Daarnaast is het COA gestart met een hernieuwde inventarisatie van de situatie van kinderen en amv’s in de (asiel)opvang. Deze inventarisatie brengt in kaart welke locaties wel of niet voldoen aan de opvangstandaarden voor kinderen, en wat nodig is om verbeteringen te realiseren. Op basis van de uitkomsten zullen gerichte maatregelen worden getroffen om de opvangsituatie van kinderen en amv’s te verbeteren.

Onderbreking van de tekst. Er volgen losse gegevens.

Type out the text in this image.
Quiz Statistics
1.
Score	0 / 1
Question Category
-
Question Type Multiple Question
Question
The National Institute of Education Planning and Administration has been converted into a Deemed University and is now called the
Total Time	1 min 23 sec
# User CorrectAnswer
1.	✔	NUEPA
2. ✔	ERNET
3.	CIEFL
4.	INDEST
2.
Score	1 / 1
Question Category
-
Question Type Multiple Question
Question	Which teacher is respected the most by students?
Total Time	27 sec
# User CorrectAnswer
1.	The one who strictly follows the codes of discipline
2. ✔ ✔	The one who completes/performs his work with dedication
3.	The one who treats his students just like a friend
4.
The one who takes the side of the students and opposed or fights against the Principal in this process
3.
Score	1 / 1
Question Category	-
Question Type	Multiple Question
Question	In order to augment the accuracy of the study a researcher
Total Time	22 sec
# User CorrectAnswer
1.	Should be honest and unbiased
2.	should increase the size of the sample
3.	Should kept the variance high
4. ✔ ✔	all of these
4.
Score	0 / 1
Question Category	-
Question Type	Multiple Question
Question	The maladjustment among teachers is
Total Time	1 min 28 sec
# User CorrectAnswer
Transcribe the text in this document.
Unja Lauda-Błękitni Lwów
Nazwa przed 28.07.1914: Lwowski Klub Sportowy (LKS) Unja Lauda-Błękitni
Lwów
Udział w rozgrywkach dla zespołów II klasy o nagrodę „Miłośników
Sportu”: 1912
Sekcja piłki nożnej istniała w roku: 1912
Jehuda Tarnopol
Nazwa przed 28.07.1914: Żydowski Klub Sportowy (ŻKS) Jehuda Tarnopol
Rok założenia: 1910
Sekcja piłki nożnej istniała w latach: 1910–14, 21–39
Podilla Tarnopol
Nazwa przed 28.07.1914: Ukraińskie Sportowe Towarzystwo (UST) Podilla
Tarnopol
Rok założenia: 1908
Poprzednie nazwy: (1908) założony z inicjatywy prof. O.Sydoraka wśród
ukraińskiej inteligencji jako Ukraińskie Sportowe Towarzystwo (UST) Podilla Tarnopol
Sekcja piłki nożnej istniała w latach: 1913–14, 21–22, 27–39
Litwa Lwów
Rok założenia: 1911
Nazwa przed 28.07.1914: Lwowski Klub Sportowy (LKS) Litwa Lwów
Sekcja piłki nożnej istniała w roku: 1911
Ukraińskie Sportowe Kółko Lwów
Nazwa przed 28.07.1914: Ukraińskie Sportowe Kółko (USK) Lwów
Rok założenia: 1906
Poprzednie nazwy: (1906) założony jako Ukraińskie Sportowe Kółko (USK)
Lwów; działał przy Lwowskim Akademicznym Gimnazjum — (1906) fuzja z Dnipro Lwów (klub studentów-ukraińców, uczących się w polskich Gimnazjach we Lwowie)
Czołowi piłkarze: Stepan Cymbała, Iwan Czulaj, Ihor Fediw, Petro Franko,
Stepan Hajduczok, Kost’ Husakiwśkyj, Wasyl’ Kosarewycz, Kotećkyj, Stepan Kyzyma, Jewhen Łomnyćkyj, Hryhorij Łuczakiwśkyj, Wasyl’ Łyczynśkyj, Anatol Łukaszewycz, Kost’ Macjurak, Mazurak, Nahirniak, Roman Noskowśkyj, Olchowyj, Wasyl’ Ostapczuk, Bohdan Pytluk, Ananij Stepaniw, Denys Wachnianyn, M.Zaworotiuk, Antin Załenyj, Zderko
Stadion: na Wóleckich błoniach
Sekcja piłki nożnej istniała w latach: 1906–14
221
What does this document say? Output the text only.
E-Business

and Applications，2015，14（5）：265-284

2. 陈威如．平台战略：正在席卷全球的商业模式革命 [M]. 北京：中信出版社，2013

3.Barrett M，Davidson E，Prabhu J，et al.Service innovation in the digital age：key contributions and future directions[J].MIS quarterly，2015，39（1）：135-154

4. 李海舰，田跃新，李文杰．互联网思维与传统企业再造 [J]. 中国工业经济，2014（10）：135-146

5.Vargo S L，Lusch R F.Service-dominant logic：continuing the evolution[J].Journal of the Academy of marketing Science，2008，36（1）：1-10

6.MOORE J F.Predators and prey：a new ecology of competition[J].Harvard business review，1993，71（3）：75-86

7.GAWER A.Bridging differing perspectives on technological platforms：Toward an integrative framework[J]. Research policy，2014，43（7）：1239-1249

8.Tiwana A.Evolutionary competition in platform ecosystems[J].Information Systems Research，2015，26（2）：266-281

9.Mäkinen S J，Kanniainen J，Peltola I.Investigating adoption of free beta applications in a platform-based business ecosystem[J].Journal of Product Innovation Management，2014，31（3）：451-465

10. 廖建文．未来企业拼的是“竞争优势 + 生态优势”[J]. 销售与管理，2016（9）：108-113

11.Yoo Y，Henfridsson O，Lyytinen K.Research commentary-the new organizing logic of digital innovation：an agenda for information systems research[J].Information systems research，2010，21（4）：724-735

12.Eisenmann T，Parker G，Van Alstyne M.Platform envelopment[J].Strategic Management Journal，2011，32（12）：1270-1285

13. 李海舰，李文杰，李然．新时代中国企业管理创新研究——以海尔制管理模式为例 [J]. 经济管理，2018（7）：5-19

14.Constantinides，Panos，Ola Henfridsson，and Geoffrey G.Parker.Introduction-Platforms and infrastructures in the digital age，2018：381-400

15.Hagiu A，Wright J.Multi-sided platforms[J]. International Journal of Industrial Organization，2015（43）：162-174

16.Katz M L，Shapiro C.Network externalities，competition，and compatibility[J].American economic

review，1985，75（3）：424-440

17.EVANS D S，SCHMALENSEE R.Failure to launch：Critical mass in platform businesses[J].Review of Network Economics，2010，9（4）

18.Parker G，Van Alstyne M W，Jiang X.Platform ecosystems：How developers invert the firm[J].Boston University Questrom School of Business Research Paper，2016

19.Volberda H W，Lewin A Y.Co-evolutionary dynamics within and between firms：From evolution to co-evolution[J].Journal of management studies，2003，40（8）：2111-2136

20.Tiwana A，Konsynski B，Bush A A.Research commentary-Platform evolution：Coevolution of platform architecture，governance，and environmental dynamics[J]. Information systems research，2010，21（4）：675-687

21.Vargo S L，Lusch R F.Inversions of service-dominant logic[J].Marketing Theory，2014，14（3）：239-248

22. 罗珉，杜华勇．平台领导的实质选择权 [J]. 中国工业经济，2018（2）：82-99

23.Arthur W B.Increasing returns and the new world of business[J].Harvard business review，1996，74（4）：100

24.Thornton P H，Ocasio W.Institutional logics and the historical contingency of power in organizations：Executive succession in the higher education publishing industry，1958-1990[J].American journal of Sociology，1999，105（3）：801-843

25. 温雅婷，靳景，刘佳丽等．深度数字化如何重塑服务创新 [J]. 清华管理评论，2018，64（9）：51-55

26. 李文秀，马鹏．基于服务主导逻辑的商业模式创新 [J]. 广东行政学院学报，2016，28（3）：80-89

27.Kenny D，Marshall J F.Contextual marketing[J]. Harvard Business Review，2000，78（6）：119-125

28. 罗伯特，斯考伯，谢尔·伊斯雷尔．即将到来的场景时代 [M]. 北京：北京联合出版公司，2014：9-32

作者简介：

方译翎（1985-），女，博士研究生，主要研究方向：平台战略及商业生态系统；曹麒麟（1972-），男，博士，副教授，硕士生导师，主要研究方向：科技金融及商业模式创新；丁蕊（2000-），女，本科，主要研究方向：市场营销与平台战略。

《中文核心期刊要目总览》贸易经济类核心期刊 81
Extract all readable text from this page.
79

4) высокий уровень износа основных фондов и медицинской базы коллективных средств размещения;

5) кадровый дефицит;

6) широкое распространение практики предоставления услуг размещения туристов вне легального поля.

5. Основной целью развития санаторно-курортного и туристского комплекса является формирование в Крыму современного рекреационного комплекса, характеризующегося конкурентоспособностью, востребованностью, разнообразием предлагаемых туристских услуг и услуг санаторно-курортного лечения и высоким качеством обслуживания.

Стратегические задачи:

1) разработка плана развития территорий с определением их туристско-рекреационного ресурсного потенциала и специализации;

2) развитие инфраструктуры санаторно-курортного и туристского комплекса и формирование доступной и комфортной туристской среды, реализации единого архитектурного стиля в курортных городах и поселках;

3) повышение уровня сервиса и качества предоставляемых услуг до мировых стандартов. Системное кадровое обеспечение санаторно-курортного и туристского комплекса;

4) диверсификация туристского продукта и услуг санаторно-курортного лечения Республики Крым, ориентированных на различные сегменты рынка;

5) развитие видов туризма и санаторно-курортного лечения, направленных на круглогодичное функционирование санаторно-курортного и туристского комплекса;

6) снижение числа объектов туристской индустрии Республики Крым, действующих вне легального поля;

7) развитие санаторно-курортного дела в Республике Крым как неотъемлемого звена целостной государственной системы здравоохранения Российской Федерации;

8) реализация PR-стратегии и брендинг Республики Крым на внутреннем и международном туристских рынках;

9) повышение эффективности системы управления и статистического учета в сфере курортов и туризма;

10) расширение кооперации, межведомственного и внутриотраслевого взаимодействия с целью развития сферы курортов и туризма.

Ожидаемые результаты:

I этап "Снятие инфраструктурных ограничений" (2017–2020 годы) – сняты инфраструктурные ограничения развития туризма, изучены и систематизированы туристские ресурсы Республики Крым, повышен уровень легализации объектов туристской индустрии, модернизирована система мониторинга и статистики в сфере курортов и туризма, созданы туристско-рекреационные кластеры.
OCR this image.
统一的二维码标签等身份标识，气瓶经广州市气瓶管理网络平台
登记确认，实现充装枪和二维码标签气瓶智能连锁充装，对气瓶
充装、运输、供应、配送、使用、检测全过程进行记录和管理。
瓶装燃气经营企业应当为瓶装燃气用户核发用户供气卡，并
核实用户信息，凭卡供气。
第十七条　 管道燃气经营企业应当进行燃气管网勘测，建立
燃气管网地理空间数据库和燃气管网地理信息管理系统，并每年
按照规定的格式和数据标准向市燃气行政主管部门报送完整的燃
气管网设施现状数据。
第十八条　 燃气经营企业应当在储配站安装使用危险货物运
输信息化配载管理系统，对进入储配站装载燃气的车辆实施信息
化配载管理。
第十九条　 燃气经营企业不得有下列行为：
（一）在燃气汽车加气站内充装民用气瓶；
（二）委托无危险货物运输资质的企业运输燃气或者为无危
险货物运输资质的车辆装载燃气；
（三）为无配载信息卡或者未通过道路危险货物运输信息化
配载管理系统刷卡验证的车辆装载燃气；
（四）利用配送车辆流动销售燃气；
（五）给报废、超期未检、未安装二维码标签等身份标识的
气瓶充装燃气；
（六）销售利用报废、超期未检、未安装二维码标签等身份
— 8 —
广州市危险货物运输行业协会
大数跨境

Daarnaast kan ik toezeggen dat bij de realisatie van nieuwe reguliere opvangplekken, naast bewoners van de dure tijdelijke opvang in boten en hotels, ook gezinnen met kinderen voorrang krijgen.
Bent u bereid deze vragen binnen een week te beantwoorden, ook gezien het feit dat de zomervakantie op veel plekken al is begonnen en kinderen op de meest zorgwekkende locaties niet eens buiten kunnen spelen?